Bitter pill

I just laughed and rolled my eyes when I saw Ramsey residents ‘tired’ of long queues at Lloyds pharmacies – Manx Radio on the Manx Radio website last week. It is complete garbage, and my only sympathy is for the pharmacy staff who deal with these numpties. I just marvel at their patience.

Most of the complainants are old whingers and middle-aged lead-swingers who simply do not need to be there. They have contributed little or nothing to society during their working lives – if they even worked. The nearest they get to work is begging a sick note off the doctor or filling in benefit forms.

By comparison the young staff (few are over the age of 30) fund their un-necessary medication and will not have the same luxuries when they retire because of the Ponzi nature of national insurance.

True, I also dislike being in NHS queues, such as hospitals, doctors’ surgeries or pharmacies. But not because of any fear of what doctors might tell me, and not because I’m averse to queueing.

I just hate being surrounded by people too irresponsible or stupid to take better care of their health. What I despise about them even more is the lack of gratitude for the way that their vacuity is serviced and paid for by the younger and far more responsible staff they keep abusing or whingeing about.

Yes, there are NHS problems, but they are staff related, not monetary. The root of the problem is too few people prepared to take responsibility for other people’s lives, and more particularly their own.
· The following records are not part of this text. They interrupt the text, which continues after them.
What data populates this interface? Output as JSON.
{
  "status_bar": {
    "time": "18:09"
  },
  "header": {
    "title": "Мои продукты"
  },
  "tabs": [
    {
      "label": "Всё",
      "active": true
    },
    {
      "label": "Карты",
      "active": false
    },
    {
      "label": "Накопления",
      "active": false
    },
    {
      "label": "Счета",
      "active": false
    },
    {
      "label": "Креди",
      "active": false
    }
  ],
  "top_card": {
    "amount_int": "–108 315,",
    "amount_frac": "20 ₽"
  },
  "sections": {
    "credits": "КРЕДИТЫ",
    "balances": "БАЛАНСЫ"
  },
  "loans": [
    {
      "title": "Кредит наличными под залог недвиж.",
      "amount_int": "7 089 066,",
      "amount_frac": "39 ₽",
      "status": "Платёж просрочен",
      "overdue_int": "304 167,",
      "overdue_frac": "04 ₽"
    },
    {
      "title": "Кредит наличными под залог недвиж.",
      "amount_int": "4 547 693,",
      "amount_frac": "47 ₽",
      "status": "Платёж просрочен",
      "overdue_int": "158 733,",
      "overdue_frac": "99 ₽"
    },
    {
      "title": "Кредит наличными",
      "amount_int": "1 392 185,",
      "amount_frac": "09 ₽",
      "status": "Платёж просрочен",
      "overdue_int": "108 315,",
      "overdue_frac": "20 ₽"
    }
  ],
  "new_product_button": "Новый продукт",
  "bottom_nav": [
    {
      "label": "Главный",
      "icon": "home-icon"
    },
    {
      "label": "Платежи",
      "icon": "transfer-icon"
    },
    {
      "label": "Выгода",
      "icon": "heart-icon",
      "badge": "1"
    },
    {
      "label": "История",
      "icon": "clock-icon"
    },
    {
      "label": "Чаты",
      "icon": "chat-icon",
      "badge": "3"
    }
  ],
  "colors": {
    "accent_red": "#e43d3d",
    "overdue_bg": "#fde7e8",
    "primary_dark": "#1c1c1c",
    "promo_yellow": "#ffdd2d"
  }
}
How do you fix that? Well, it would take a massive cultural change, which I probably will not see in my lifetime. Actually, I know I won’t because, on principle, I am making no attempt to stay alive longer than a decade once I retire. I simply don’t think my generation earned the public expenditure.

But here’s an idea to get it rolling. Cut all government funding to public health groups, such as anti-smoking, anti-alcohol, anti-obesity advocacy groups which operate ‘independently from’ (i.e. as puppets of) the civil service. At the very least make them fully open to public scrutiny and introduce professional annual audits to be conducted by genuinely independent experts, not their co-parasites. This would be a small step towards acknowledging that people’s health is their own concern and that they should be free to make choices about it, but also required to take responsibility for it instead of clogging up a GP waiting room every week.

I know, not going to happen. But until it starts to excuse me if I laugh every time I hear another sob story about long pharmacy queues or overcrowded, malfunctioning hospitals.